JSHS administration supported my efforts as a counselor by giving me a room, a phone to call into classrooms, and permission to take students from class for counseling.

They supported my efforts to practice collaboratively, allowing me to attend school meetings, including IEP, parent, and disciplinary meetings, and to advocate for and with students and parents.

Sometimes, I could influence the school to change a student’s program and get additional or different services.  I was able to advocate that school disciplinary and grading practices be more supportive of students.

JSHS administration welcomed my promotion of concepts from Collaborative Problem Solving (CPS) (Greene, 1998, 2010). CPS allows for a focus on lagging academic and social emotional skills instead of on diagnosed student pathology.

I also promoted ideas and practices from Collaborative Family Therapy (CFT) (Harlene  Anderson & Gehart, 2007) and Reflecting Team Family Therapy(Andersen, 1991).  CFT gave students and staff a structured and respectful venue for dialogue.

I and a school adjustment counselor who also adopted this practice, met with faculty and students in collaborative family therapy-like meetings for which a staff member agreed to temporarily relinquish power and privilege to create a more equal dialogue.  The result was often that “discipline problem” students and “bad” teachers became more human to each other and more cooperative for each other.

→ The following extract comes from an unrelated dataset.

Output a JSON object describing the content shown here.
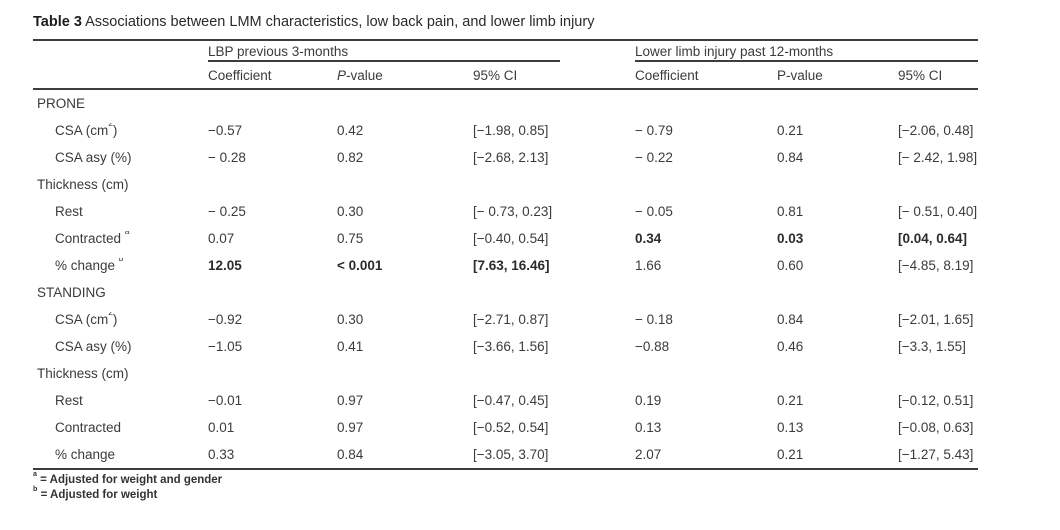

The school administration invited me to some of their strategy meetings at which I advocated giving individualized attention to meet every student’s needs.  This contributed to the conceptualization and implementation of the JSHS version of a process known widely as the Child Study Team (CST).  Students came to the attention of the CST due to failing grades, poor attendance, and /or other concerns of school staff, a parent, nurse, or me.

Meetings to assess a student could include parents and students as well as school staff, as appropriate. Needs were assessed and actions taken, in a shorter time frame than was previously possible. The school’s vision and philosophy shifted toward a more collaborative, egalitarian, and individualized needs-based approach.

My own experience suggests that this shift had the additional benefit of lessening the need for referrals to Special Education. Previous to this introduction of the CST, I would counsel parents with children whose needs were not being met to request testing from the Special Education department.  After its introduction, I referred students to the CST and informed parents of the process.

In my role as an outside psychotherapist, I saw that one-on-one individual psychotherapy was helpful but insufficient for most students because problems are not just in the student but dwell also in their environment.

It is not helpful to view a school like JSHS as either all good or all bad.  What is important is to work to improve it in ways that are crucial to students’ wellbeing.  Will their experience of school turn students against future education or will students learn skills and gain knowledge to help them have a better chance to live happy and productive lives?  Will they have administrators and teachers who reproduce hierarchical, elitist, and racist assumptions or will they learn the skills, including self advocacy needed to become responsible, empowered citizens?

There were and are many positive initiatives at JSHS and many good, hard working and collaborative staff and administrators.

But there were also hostile and anti-student individuals within the school who would talk about “respect” and “progress” up the management chain, but practice domination and discrimination on those below them in the hierarchy, including against both students and teachers.

Contradictory tendencies can exist within any institution and even within the same person.  JSHS or any school can be viewed as a vital, dynamic system, under contention in many of its important aspects.